Mantova, niente Giochi di Rio per la Stefanova: «Io, una mamma discriminata»

Nikoleta Stefanova in azione duranti gli assoluti di tennis tavolo disputati a Castel Goffredo

L'atleta della Bagnolese dopo l’esclusione dalla Nazionale: «Non esiste meritocrazia». La Fitet: «La maternità non c’entra». E arriva anche il deferimento per lei, Rech Daldosso e Mutti

MANTOVA. La rincorsa di Nikoleta Stefanova verso le Olimpiadi di Rio è già arrivata al capolinea. La campionessa della Bagnolese non è stata inserita nel terzetto di atlete che parteciperanno in Svezia al Torneo di qualificazione olimpica. Una scelta del direttore tecnico Patrizio Deniso che l'ex giocatrice di Castel Goffredo non ha digerito. Dopo la seconda maternità, la Stefanova è ritornata alle gare collezionando risultati in serie. Sei successi in sei partite con la maglia della Bagnolese e i due ori, nel singolo e nel doppio, portati a casa ai Campionati italiani assoluti.

Nemmeno l'essere tornata l'azzurra meglio piazzata nel ranking mondiale, al 150esimo posto, ha portato a novità dell'ultim’ora. Il suo sfogo è diretto. «Ho ripreso a giocare con l'obiettivo di centrare i Giochi. Il mio errore forse è stato quello di non supplicare “per favore, convocatemi”, ma di provare a parlare coi fatti. Pensavo esistesse la meritocrazia e che un direttore tecnico prendesse decisioni in base ai risultati. In questi mesi mi sono allenata duramente e sono al top. Purtroppo penso centri anche la mia recente maternità. È più semplice avere a che fare con una diciottenne che con una mamma con due figli. A tal proposito voglio ringraziare il comandante Davide Re dell’Aeronautica, mi sta aiutando moltissimo per orari e allenamenti».

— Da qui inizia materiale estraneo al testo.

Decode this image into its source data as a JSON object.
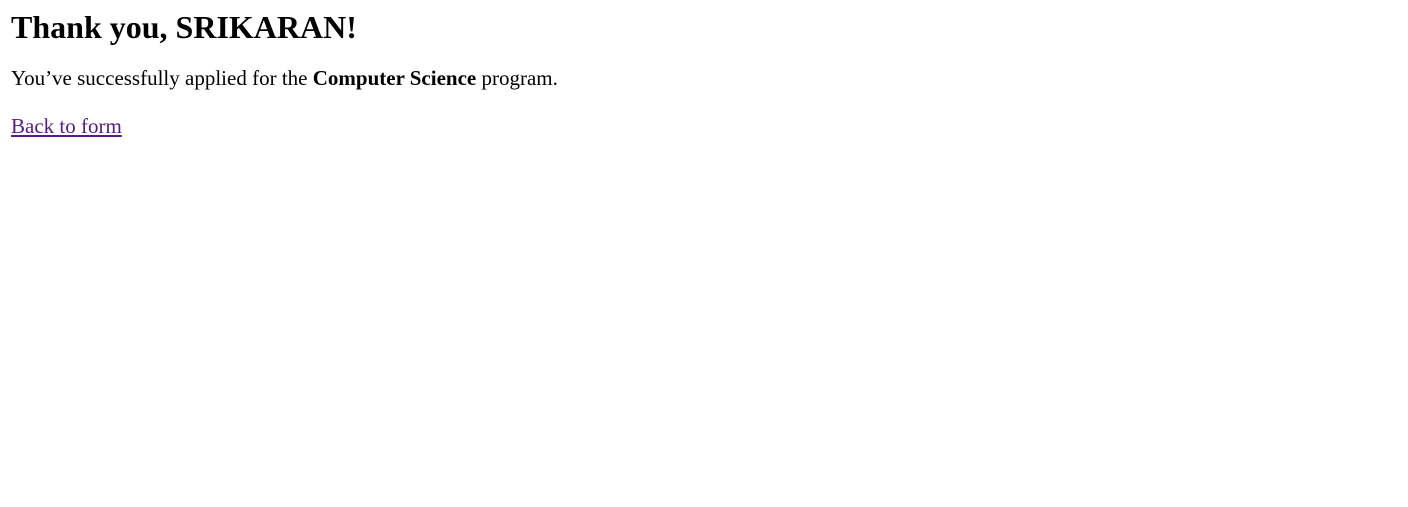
{
  "heading": {
    "prefix": "Thank you, ",
    "name": "SRIKARAN",
    "suffix": "!"
  },
  "message": {
    "before": "You’ve successfully applied for the ",
    "program": "Computer Science",
    "after": " program."
  },
  "back_link": {
    "label": "Back to form",
    "color": "#551a8b"
  }
}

Con la Federazione e i suoi tecnici i rapporti negli ultimi anni sono stati tutt'altro che idilliaci. «In passato non ho mai rinunciato a dei raduni e non è stato fatto nessun programma per venirmi incontro. Non esistevano nemmeno le garanzie tecniche, nel 2014 non avrei potuto allenarmi con un tecnico come Gigliotti che non aveva esperienza di tennis tavolo femminile. A questo punto mi concentrerò sulla Bagnolese, sono agguerrita e darò il massimo per centrare i playoff».

In questi giorni la Stefanova, al pari di Mihai Bobocica, Marco Rech Daldosso e Leonardo Mutti, è stata deferita per illecito disciplinare per una questione legata ai tesseramenti. «Ci sono delle indagini in corso, preferisco non parlare della vicenda. So che io e gli altri atleti non centriamo nulla e lo dimostreremo».

La Fitet, chiamata in causa, risponde per bocca del suo presidente Franco Sciannimanico. «Le scelte tecniche competono al dt della nazionale, per conto mio non c'è nessuna preclusione ad un suo ritorno in azzurro. La maternità non c’entra, ci sono molte atlete mamme. Noi abbiamo fatto molti sforzi per accontentarla e per coinvolgerla dopo la maternità, ma serve anche la disponibilità dell'atleta. Le tre ragazze convocate, Colantoni, Vivarelli e Piccolin, hanno fatto un lungo percorso di avvicinamento a Rio con Deniso, non era semplice accantonarle all'ultimo».